As we, and increasingly others, have said, the Obama economic team is every bit as captive to Wall Street's interests as the Bushies were. The differences increasingly look stylistic, not substantive. . .

Treasury Secretary Geithner presented today what in essence was a plan to come up with a plan. I now understand why he is so loath to have government run banks. . .

Thus Geither's belief that government can't manage assets is sheer projection of his own inability to deliver. . .

From bank expert Chris Whalen of Institutional Risk Analytics (via e-mail):
Real disaster. I am very concerned that the Obama Admin is going pear shaped before the snow even melts.

Kevin Logan, senior US economist at Kleinwort Benson:
They have a plan for a plan but they don't really have a plan.
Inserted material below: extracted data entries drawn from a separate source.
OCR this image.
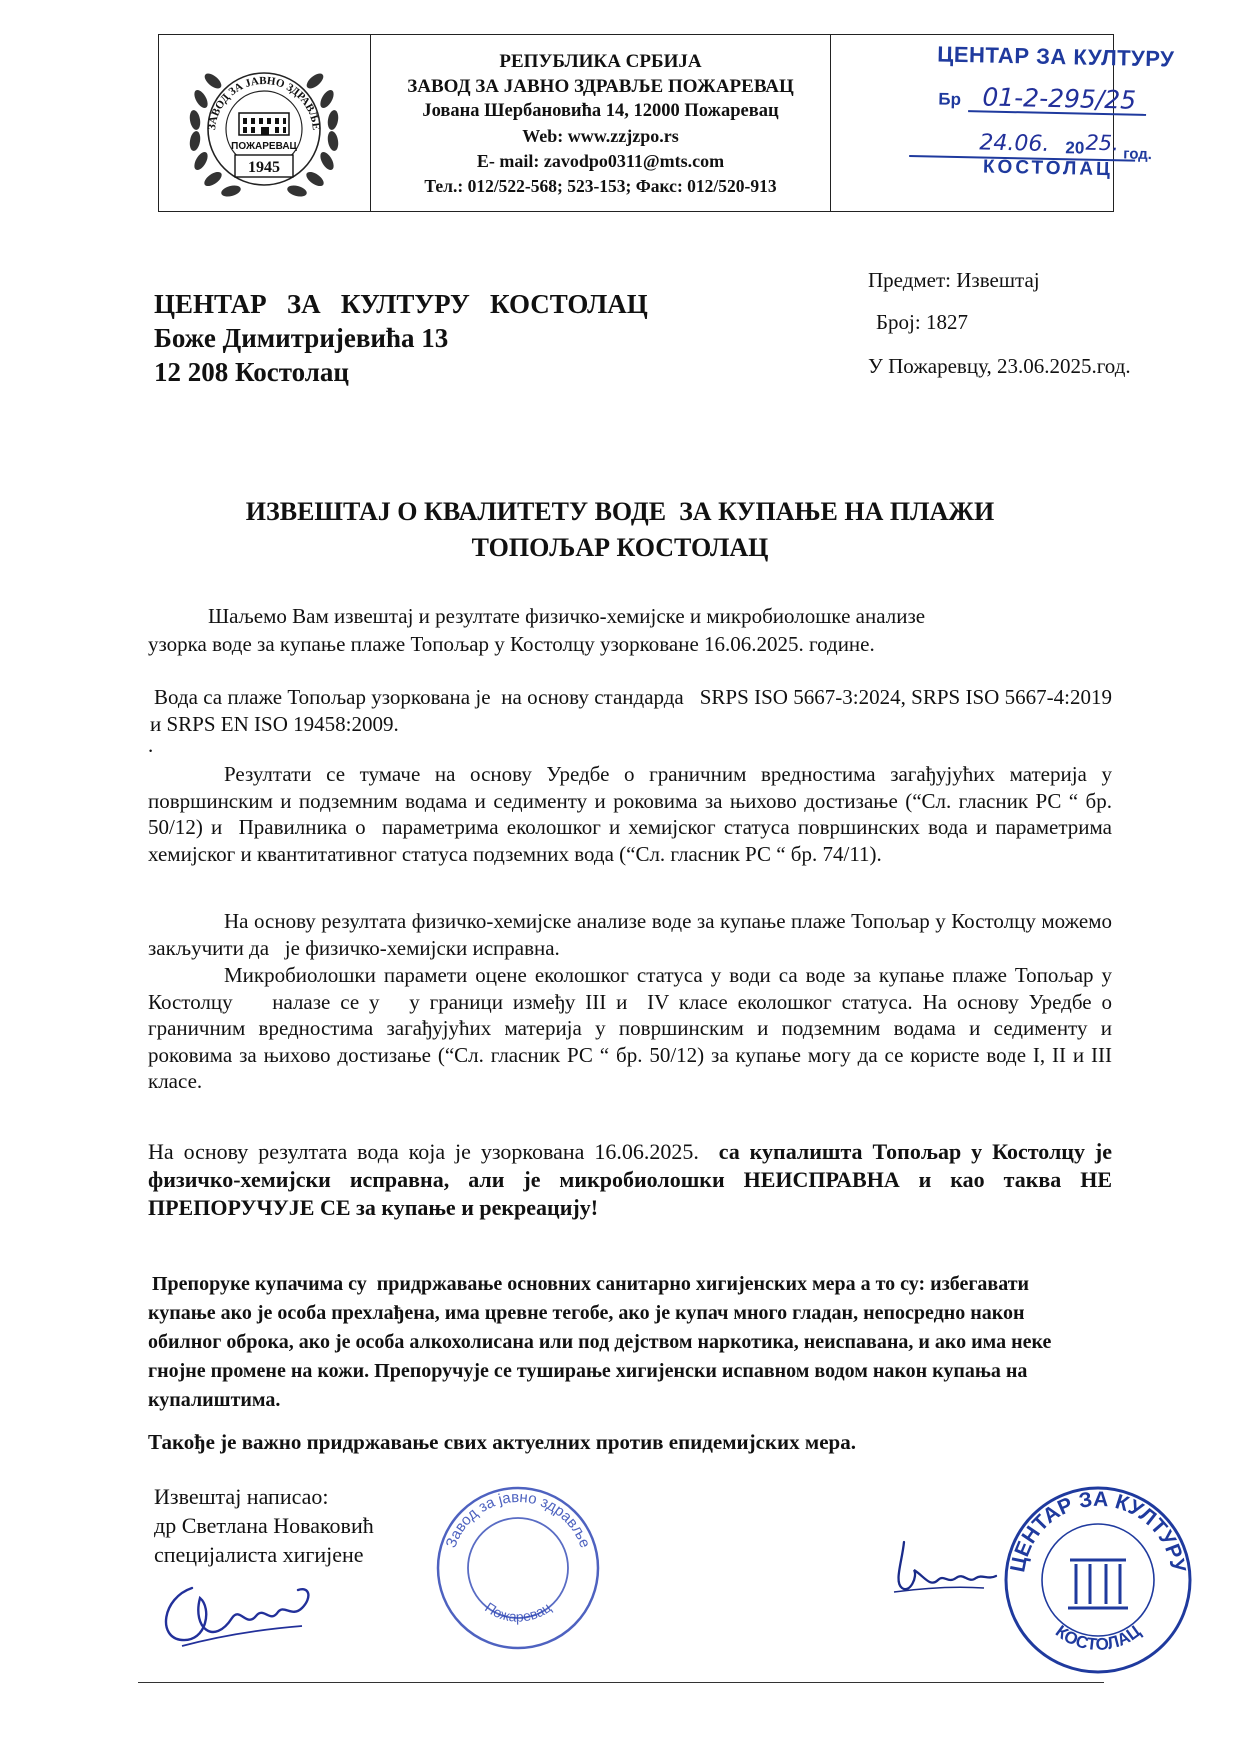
ЗАВОД ЗА ЈАВНО ЗДРАВЉЕ
ПОЖАРЕВАЦ
1945
РЕПУБЛИКА СРБИЈА
ЗАВОД ЗА ЈАВНО ЗДРАВЉЕ ПОЖАРЕВАЦ
Јована Шербановића 14, 12000 Пожаревац
Web: www.zzjzpo.rs
E- mail: zavodpo0311@mts.com
Тел.: 012/522-568; 523-153; Факс: 012/520-913
ЦЕНТАР ЗА КУЛТУРУ
Бр 01-2-295/25
24.06. 20 25. год.
КОСТОЛАЦ
ЦЕНТАР   ЗА   КУЛТУРУ   КОСТОЛАЦ
Боже Димитријевића 13
12 208 Костолац
Предмет: Извештај
Број: 1827
У Пожаревцу, 23.06.2025.год.
ИЗВЕШТАЈ О КВАЛИТЕТУ ВОДЕ  ЗА КУПАЊЕ НА ПЛАЖИ
ТОПОЉАР КОСТОЛАЦ
Шаљемо Вам извештај и резултате физичко-хемијске и микробиолошке анализе
узорка воде за купање плаже Топољар у Костолцу узорковане 16.06.2025. године.
Вода са плаже Топољар узоркована је  на основу стандарда   SRPS ISO 5667-3:2024, SRPS ISO 5667-4:2019 и SRPS EN ISO 19458:2009.
.
Резултати се тумаче на основу Уредбе о граничним вредностима загађујућих материја у површинским и подземним водама и седименту и роковима за њихово достизање (“Сл. гласник РС “ бр. 50/12) и  Правилника о  параметрима еколошког и хемијског статуса површинских вода и параметрима хемијског и квантитативног статуса подземних вода (“Сл. гласник РС “ бр. 74/11).
На основу резултата физичко-хемијске анализе воде за купање плаже Топољар у Костолцу можемо закључити да   је физичко-хемијски исправна.
Микробиолошки парамети оцене еколошког статуса у води са воде за купање плаже Топољар у Костолцу    налазе се у   у граници између III и  IV класе еколошког статуса. На основу Уредбе о граничним вредностима загађујућих материја у површинским и подземним водама и седименту и роковима за њихово достизање (“Сл. гласник РС “ бр. 50/12) за купање могу да се користе воде I, II и III класе.
На основу резултата вода која је узоркована 16.06.2025.  са купалишта Топољар у Костолцу је физичко-хемијски исправна, али је микробиолошки НЕИСПРАВНА и као таква НЕ ПРЕПОРУЧУЈЕ СЕ за купање и рекреацију!
Препоруке купачима су  придржавање основних санитарно хигијенских мера а то су: избегавати купање ако је особа прехлађена, има цревне тегобе, ако је купач много гладан, непосредно након обилног оброка, ако је особа алкохолисана или под дејством наркотика, неиспавана, и ако има неке гнојне промене на кожи. Препоручује се туширање хигијенски испавном водом након купања на купалиштима.
Такође је важно придржавање свих актуелних против епидемијских мера.
Извештај написао:
др Светлана Новаковић
специјалиста хигијене	Завод за јавно здравље
Пожаревац
ЦЕНТАР ЗА КУЛТУРУ
КОСТОЛАЦ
The whole proposal is so vague as to create new uncertainty, and maybe the problem is really so bad that they haven't worked out how to solve it.

So. The reviews are in and they are not good. Perhaps a revision is in order. Of course, many great works of art have not been appreciated in their own time. Perhaps, over the years, the beauties of Geithner's effort will be fully evident. So what if it doesn't rhyme (i.e., make sense)?